La crisis de memoria podría traer de vuelta el almacenamiento ampliable en los teléfonos.

La actual escasez de memoria está empezando a afectar a los fabricantes de teléfonos inteligentes, y los consumidores están notando el impacto con el aumento de los precios y las especificaciones.

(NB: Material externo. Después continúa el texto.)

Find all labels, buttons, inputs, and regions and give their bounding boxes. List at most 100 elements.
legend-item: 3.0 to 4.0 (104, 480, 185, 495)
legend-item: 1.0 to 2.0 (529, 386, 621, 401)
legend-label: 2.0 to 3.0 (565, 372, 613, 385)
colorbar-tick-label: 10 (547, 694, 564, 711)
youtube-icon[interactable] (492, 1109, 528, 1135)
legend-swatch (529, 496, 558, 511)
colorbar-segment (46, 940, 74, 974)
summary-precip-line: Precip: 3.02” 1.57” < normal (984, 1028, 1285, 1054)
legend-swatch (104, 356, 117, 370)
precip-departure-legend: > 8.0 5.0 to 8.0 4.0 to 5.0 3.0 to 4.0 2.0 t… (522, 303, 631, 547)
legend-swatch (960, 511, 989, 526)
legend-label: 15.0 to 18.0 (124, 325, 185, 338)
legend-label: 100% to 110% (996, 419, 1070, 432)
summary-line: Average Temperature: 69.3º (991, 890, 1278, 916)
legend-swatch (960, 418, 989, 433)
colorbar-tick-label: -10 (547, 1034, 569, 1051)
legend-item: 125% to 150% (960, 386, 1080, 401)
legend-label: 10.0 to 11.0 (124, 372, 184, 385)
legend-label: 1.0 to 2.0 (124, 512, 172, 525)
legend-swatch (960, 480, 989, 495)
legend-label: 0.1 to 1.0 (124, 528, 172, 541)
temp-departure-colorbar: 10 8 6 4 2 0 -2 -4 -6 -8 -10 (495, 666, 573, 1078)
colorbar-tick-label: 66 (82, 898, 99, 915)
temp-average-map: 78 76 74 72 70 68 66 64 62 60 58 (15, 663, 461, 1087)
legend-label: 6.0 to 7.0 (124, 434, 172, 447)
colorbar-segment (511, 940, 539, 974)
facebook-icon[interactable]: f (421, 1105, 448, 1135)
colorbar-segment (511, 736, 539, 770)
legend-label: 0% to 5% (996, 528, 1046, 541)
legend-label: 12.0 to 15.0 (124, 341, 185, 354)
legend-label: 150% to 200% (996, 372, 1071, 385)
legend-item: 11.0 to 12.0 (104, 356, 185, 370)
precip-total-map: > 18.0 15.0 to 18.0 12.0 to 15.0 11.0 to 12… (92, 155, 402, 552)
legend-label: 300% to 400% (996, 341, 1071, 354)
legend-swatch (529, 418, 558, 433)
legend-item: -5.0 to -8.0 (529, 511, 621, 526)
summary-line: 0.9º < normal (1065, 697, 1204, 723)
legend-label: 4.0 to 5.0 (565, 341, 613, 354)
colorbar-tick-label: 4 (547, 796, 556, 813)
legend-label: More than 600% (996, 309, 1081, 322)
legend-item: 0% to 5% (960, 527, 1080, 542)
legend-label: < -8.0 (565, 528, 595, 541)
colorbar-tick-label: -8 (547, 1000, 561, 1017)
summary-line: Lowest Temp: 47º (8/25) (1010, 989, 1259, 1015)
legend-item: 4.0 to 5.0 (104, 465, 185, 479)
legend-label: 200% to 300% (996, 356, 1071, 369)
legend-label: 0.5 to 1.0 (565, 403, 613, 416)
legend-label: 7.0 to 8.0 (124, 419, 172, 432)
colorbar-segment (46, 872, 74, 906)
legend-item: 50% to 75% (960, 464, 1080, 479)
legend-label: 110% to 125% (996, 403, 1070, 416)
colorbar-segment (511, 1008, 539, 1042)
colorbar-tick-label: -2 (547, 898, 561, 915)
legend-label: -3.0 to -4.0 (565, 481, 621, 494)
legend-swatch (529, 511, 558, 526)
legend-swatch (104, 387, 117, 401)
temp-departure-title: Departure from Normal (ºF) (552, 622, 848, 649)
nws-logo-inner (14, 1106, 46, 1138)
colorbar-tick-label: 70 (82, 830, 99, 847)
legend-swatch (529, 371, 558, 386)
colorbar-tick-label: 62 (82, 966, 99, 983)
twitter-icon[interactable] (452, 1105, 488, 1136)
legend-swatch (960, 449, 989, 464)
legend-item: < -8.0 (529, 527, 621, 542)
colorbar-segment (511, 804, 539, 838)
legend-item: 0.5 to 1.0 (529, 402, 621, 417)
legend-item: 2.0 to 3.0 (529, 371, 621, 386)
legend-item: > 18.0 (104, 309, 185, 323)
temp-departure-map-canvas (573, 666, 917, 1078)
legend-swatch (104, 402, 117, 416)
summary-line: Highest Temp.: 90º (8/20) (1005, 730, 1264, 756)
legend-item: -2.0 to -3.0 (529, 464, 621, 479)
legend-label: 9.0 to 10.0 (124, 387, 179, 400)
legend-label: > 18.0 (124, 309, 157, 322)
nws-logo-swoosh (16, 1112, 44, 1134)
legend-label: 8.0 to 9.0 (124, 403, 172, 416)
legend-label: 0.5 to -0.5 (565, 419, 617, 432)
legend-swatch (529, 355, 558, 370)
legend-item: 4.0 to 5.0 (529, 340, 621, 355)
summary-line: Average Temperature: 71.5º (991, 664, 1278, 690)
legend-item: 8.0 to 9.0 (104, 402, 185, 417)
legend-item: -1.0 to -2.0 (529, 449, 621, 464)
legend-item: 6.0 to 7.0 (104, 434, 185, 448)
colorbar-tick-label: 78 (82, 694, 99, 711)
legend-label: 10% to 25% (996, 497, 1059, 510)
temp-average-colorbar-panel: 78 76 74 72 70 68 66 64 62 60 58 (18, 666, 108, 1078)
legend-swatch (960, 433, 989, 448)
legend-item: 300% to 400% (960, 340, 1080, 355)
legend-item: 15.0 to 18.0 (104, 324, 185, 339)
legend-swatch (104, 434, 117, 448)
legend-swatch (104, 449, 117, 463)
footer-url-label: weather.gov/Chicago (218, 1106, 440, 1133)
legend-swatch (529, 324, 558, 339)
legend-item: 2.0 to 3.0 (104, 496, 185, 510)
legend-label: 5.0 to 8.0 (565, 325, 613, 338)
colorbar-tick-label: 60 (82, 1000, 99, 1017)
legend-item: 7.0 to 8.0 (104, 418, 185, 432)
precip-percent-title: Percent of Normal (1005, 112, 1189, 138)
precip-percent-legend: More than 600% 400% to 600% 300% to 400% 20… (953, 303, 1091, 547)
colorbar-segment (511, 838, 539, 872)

Nuevos informes sugieren que el costo de las configuraciones de RAM y almacenamiento de gama alta ha superado incluso al de los chips insignia, lo que supone un cambio importante en la forma en que se fabrican los smartphones . Esto es trascendental, ya que el procesador solía ser el componente más caro. Pero ahora, parece que la memoria está ocupando ese lugar de mayor valor.

¿Cuál es el problema?

El problema es sencillo. La creciente demanda de IA ha provocado un fuerte aumento en los precios de la memoria. Los centros de datos y servicios de IA están acaparando los chips de almacenamiento y RAM de alta velocidad. Esto hace que las configuraciones de gama alta, como 16 GB de RAM + 1 TB de almacenamiento, sean cada vez más caras. Incluso los modelos de gama media se mantienen con 8 GB de RAM, ya que las marcas se ven obligadas a reducir las especificaciones o aumentar los precios para mantener sus márgenes de beneficio.

Problema moderno, solución familiar

Pero aquí es donde la cosa se pone interesante.

En lugar de continuar con la tendencia de aumentar el almacenamiento interno cada año, los fabricantes de smartphones podrían retomar una solución antigua y confiable: el almacenamiento ampliable mediante tarjetas microSD, especialmente a través de ranuras SIM híbridas. Para quienes no lo sepan, las ranuras SIM híbridas permiten a los usuarios elegir entre dos tarjetas SIM o una tarjeta SIM y una tarjeta microSD.

Por qué el almacenamiento híbrido podría resurgir

El almacenamiento ampliable ayuda a resolver un problema muy específico al permitir a los usuarios aumentar la capacidad de almacenamiento de sus dispositivos. En lugar de comercializar teléfonos con costosos 512 GB o 1 TB de almacenamiento interno, las marcas podrían reducir la capacidad a 128 GB o 256 GB y permitir a los usuarios ampliarla mediante tarjetas microSD.

Pero esto también conlleva desventajas reales.

Existe una razón por la que las marcas dejaron de usar microSD en primer lugar. Las tarjetas de almacenamiento externo funcionan a velocidades más lentas que el almacenamiento interno, ofrecen menos control sobre la consistencia del rendimiento y pueden generar fragmentación en la experiencia del usuario.